No matter what some people say, there was nothing grammatically wrong with Apple's slogan, “Think different.” It wasn't telling you how to think — it was telling you what to think about. Think “Think big,” “Think thin,” or (as a skier's bumper sticker puts it) “Think snow.”
In any case, thinking different — or differently, if you insist — was a big part of the iPod's success. Its rivals, however, never took that motto to heart. For four years, they've designed their pocket music players to be as much like the iPod as possible. “We'll get rich,” electronics executives seemed to think. “We'll sell a player that's just like the iPod — except it'll be ours.”
It didn't work. All of the iPod's competitors put together have made only a small dent in its dominance. When will it occur to someone to fight innovation with innovation — to think different?
Samsung's new YP-K5 adopts just this strategy. It's a music player, all right, of the Microsoft (Windows-only) persuasion. That is, it can't play songs from Apple's on-line iTunes Store, but it does play songs you buy from any of the PlaysForSure on-line stores like Rhapsody, Napster or Yahoo! Music. (You can buy songs for $1 each from such stores, or rent as many songs as you like for a flat monthly fee of $15 or so; when you stop paying, you lose your entire collection.)
The K5 costs $210 for a model with 2 gigabytes of memory (about 500 songs' worth) or $260 for a 4-gig model. That's roughly $50 more each than the corresponding iPod Nano models. Is Samsung out of its mind?
No, because the K5 has a very big ace up its sleeve: built-in speakers.
Held in your hand, the K5 looks like a black triple-thick iPod Nano (3.8 by 1.8 by 0.7 inches). It turns out, though, that it's that thick for a reason: what looks like a shiny black slab is actually two slabs, ingeniously connected by a sliding hinge. When you push against the edge, the halves slip apart; the previously concealed bottom half reveals a silver speaker grille. At this moment, the K5's screen image rotates 90 degrees, so that the display is upright when you set the whole thing down on a desk or table.
In that position, it looks like a cross between a teeny tiny laptop and an itty bitty boom box.
Because that's what it is right now: a boom box. Yank the headphone cord out, and now your music plays through these tiny speakers. The sound quality from the two 1-inch speaker cones will not exactly make you think you're sitting in Carnegie Hall. The bass, for example, wouldn't shake the rafters of a dollhouse.
Even so, these are the best 1-inch speakers you've ever heard — much better than, say, the music-playing cell phones that pass for audio equipment these days. There's enough power to fill a room with background music, for example.
Now, you might wonder about this idea of adding speakers to an MP3 player. Isn't the whole iPod concept based on having a private sound bubble, playing your own personal music collection?
But that's just the point: the K5 does not, in fact, share the iPod concept.
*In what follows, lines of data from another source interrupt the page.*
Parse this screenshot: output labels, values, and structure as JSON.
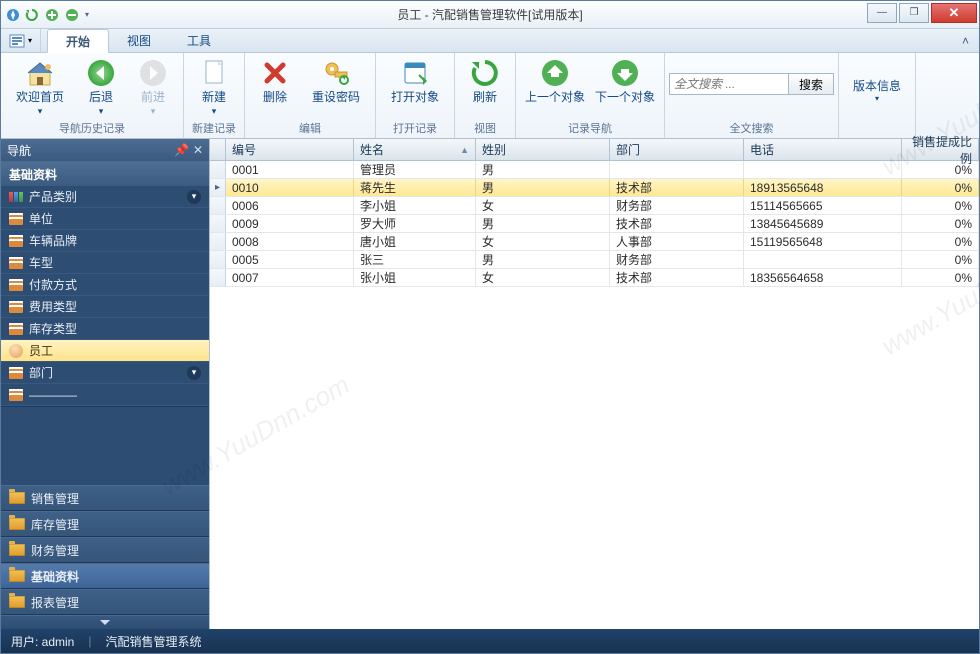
{
  "title": "员工 - 汽配销售管理软件[试用版本]",
  "menubar": {
    "tabs": [
      "开始",
      "视图",
      "工具"
    ],
    "active": 0
  },
  "ribbon": {
    "groups": [
      {
        "label": "导航历史记录",
        "buttons": [
          {
            "name": "home",
            "label": "欢迎首页",
            "disabled": false,
            "caret": true
          },
          {
            "name": "back",
            "label": "后退",
            "disabled": false,
            "caret": true
          },
          {
            "name": "forward",
            "label": "前进",
            "disabled": true,
            "caret": true
          }
        ]
      },
      {
        "label": "新建记录",
        "buttons": [
          {
            "name": "new",
            "label": "新建",
            "disabled": false,
            "caret": true
          }
        ]
      },
      {
        "label": "编辑",
        "buttons": [
          {
            "name": "delete",
            "label": "删除",
            "disabled": false
          },
          {
            "name": "resetpwd",
            "label": "重设密码",
            "disabled": false
          }
        ]
      },
      {
        "label": "打开记录",
        "buttons": [
          {
            "name": "openobj",
            "label": "打开对象",
            "disabled": false
          }
        ]
      },
      {
        "label": "视图",
        "buttons": [
          {
            "name": "refresh",
            "label": "刷新",
            "disabled": false
          }
        ]
      },
      {
        "label": "记录导航",
        "buttons": [
          {
            "name": "prevobj",
            "label": "上一个对象",
            "disabled": false
          },
          {
            "name": "nextobj",
            "label": "下一个对象",
            "disabled": false
          }
        ]
      },
      {
        "label": "全文搜索",
        "search": {
          "placeholder": "全文搜索 ...",
          "button": "搜索"
        }
      },
      {
        "label": "",
        "buttons": [
          {
            "name": "version",
            "label": "版本信息",
            "simple": true
          }
        ]
      }
    ]
  },
  "sidebar": {
    "title": "导航",
    "section": "基础资料",
    "items": [
      {
        "name": "product-category",
        "label": "产品类别",
        "icon": "option",
        "chev": true
      },
      {
        "name": "unit",
        "label": "单位",
        "icon": "list"
      },
      {
        "name": "vehicle-brand",
        "label": "车辆品牌",
        "icon": "list"
      },
      {
        "name": "vehicle-model",
        "label": "车型",
        "icon": "list"
      },
      {
        "name": "payment-method",
        "label": "付款方式",
        "icon": "list"
      },
      {
        "name": "expense-type",
        "label": "费用类型",
        "icon": "list"
      },
      {
        "name": "inventory-type",
        "label": "库存类型",
        "icon": "list"
      },
      {
        "name": "employee",
        "label": "员工",
        "icon": "user",
        "active": true
      },
      {
        "name": "department",
        "label": "部门",
        "icon": "list",
        "chev": true
      },
      {
        "name": "more",
        "label": "――――",
        "icon": "list"
      }
    ],
    "bottom": [
      {
        "name": "sales-mgmt",
        "label": "销售管理"
      },
      {
        "name": "inventory-mgmt",
        "label": "库存管理"
      },
      {
        "name": "finance-mgmt",
        "label": "财务管理"
      },
      {
        "name": "base-data",
        "label": "基础资料",
        "ex": true
      },
      {
        "name": "report-mgmt",
        "label": "报表管理"
      }
    ]
  },
  "grid": {
    "columns": [
      {
        "key": "id",
        "label": "编号"
      },
      {
        "key": "name",
        "label": "姓名",
        "sort": true
      },
      {
        "key": "gender",
        "label": "姓别"
      },
      {
        "key": "dept",
        "label": "部门"
      },
      {
        "key": "phone",
        "label": "电话"
      },
      {
        "key": "comm",
        "label": "销售提成比例"
      }
    ],
    "rows": [
      {
        "id": "0001",
        "name": "管理员",
        "gender": "男",
        "dept": "",
        "phone": "",
        "comm": "0%"
      },
      {
        "id": "0010",
        "name": "蒋先生",
        "gender": "男",
        "dept": "技术部",
        "phone": "18913565648",
        "comm": "0%",
        "selected": true
      },
      {
        "id": "0006",
        "name": "李小姐",
        "gender": "女",
        "dept": "财务部",
        "phone": "15114565665",
        "comm": "0%"
      },
      {
        "id": "0009",
        "name": "罗大师",
        "gender": "男",
        "dept": "技术部",
        "phone": "13845645689",
        "comm": "0%"
      },
      {
        "id": "0008",
        "name": "唐小姐",
        "gender": "女",
        "dept": "人事部",
        "phone": "15119565648",
        "comm": "0%"
      },
      {
        "id": "0005",
        "name": "张三",
        "gender": "男",
        "dept": "财务部",
        "phone": "",
        "comm": "0%"
      },
      {
        "id": "0007",
        "name": "张小姐",
        "gender": "女",
        "dept": "技术部",
        "phone": "18356564658",
        "comm": "0%"
      }
    ]
  },
  "statusbar": {
    "user_label": "用户: ",
    "user": "admin",
    "system": "汽配销售管理系统"
  },
  "watermark": "www.YuuDnn.com"
}
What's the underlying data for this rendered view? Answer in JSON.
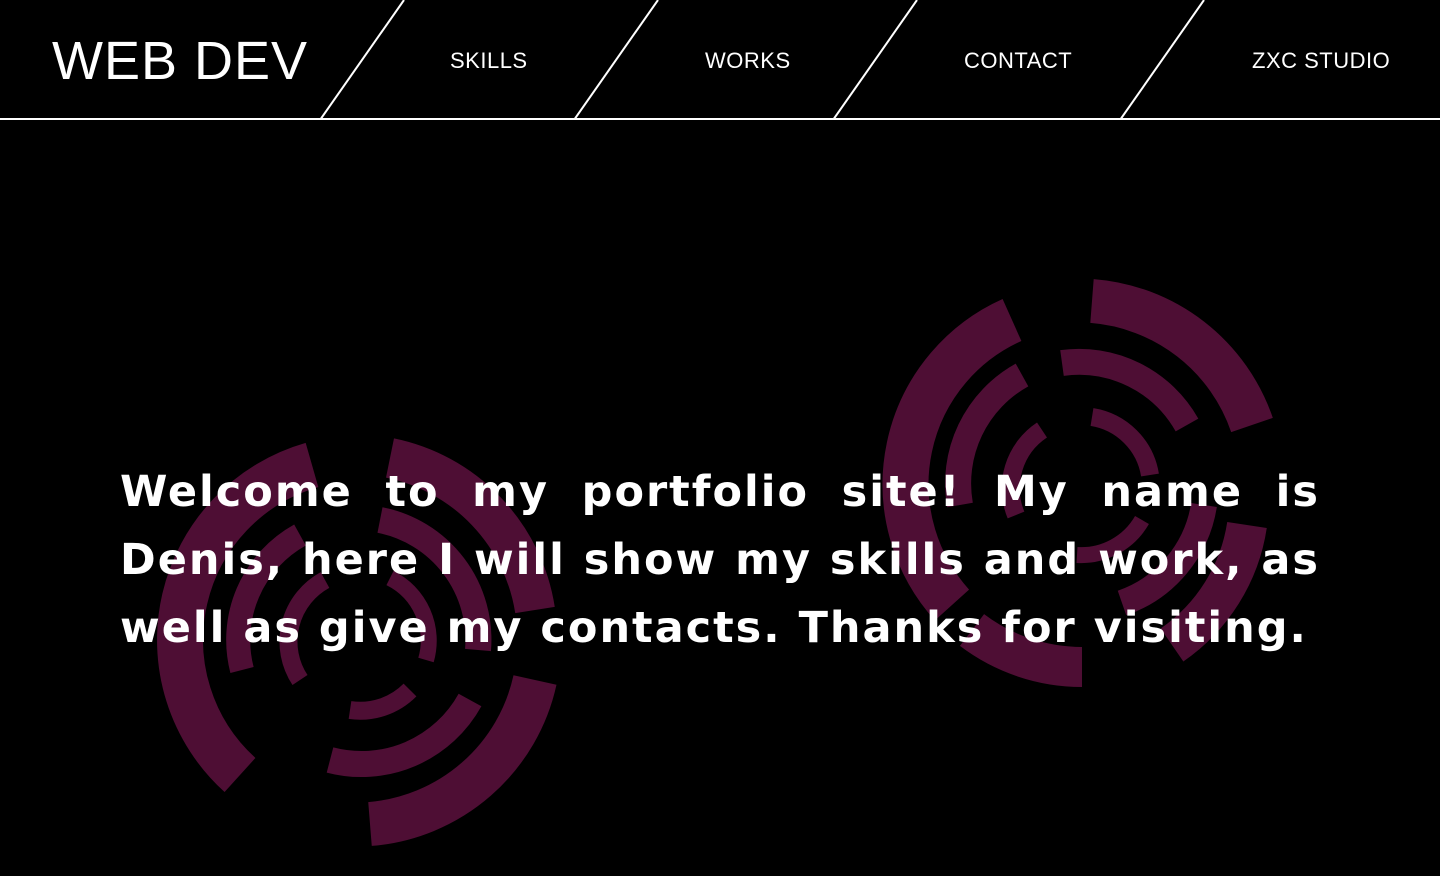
{
  "header": {
    "logo": "WEB DEV",
    "nav": [
      {
        "label": "SKILLS"
      },
      {
        "label": "WORKS"
      },
      {
        "label": "CONTACT"
      },
      {
        "label": "ZXC STUDIO"
      }
    ]
  },
  "hero": {
    "text": "Welcome to my portfolio site! My name is Denis, here I will show my skills and work, as well as give my contacts. Thanks for visiting."
  },
  "colors": {
    "background": "#000000",
    "foreground": "#ffffff",
    "accent": "#4e0e34"
  },
  "decorations": [
    {
      "icon": "concentric-arc-target-icon"
    },
    {
      "icon": "concentric-arc-target-icon"
    }
  ]
}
It becomes something very different, a machine that tweaks the definition of the MP3 player.
The more you live with the K5, the more convenient you find those speakers. They're great when you want your friends to hear a favorite new song, of course. But it's also nice to set the thing down while you and someone (or several someones) are working together: cleaning out the garage, cooking dinner or driving down the road. Most radically, you can even have a conversation as the music plays. (Try that with earbuds on!)
The menu system (Albums, Artists, Tracks and so on) and basic circular four-button will seem familiar to iPod fans. But on the K5, there are no physical buttons at all. The controls instead are blue, glowing touch-sensitive patches on the otherwise glossy, glassy, perfectly flat front panel. Along with the main menu, with icons that visibly morph from one to the next as you scroll through them, these illuminated buttons give the K5 a very cool, futuristic vibe.